Emma is greatly disappointed to find that her husband is insensitive and coarse. She cannot share her emotional life with him because he just cannot understand her. She also finds that his habits repulse her. In fact she begins to ask, "O God, O God, why did I get married?" It is obvious that Emma finds married life extremely dull; she also feels deprived of living out her romantic fantasies. She again turns to her imagination as an outlet for relief. At least in her dreams, Emma finds some excitement. Flaubert is laying the foundation for Emma's later escapades.
Despite her disappointment in Charles, Emma considers it her 'duty' to find him physically attractive and sexually acceptable. Such an attitude reveals the woman's subordinate position in society during Flaubert's time; the wife was usually blamed for any marital discord and was expected to solve the marital problems on her own.
As a result of societal pressures, Emma is seen trying hard to ignite a passion for Charles. She cannot succeed, however, because she does not love him. She has only married him in order to change her life-style.
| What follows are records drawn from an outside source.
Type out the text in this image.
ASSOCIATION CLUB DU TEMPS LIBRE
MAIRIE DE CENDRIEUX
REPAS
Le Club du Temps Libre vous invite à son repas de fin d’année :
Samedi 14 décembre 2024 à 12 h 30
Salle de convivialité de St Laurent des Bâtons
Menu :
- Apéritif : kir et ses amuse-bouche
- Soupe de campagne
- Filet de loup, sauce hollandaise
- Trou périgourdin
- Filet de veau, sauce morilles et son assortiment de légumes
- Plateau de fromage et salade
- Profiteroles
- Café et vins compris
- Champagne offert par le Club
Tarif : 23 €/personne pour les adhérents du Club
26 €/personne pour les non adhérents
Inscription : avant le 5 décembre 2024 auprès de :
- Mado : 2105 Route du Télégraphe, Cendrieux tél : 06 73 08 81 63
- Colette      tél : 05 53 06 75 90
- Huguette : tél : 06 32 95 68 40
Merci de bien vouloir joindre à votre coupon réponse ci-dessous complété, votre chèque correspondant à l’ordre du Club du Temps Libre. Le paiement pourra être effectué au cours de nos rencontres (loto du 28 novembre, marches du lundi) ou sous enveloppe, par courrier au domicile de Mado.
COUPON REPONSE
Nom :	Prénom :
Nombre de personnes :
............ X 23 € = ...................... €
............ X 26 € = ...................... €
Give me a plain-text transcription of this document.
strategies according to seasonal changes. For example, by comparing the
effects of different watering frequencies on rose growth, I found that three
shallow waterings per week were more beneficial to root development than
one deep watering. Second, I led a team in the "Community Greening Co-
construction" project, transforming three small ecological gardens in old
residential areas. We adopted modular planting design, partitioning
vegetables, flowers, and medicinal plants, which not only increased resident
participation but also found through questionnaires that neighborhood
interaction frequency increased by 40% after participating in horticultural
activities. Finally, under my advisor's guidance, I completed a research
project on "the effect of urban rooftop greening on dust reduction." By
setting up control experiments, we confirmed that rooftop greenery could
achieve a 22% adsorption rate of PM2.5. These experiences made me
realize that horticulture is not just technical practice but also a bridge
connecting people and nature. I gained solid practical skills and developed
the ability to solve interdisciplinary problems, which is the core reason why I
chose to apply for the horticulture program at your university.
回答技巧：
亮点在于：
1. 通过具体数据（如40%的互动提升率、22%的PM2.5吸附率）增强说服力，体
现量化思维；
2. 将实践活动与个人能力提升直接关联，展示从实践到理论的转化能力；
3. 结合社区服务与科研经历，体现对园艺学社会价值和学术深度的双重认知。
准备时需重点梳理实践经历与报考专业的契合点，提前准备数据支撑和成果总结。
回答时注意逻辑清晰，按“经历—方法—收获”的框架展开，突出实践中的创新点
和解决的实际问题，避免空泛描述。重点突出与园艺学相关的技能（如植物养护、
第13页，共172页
Now that the initial glamour or marriage is past, Emma regrets her decision. She is at least relieved the she and Charles have received at invitation to La Vaubyessard.
Emma's mother-in-law poses another problem. She nurses an intense jealousy of and dislike for Emma. Charles' mother had hoped to always hold on to her son's affections and influence his decisions, but his new wife has changed all that. Emma refuses to be manipulated like Heloise; therefore, Mrs. Bovary sees Emma as her rival, and in spite of her son's happiness, she cannot be happy herself.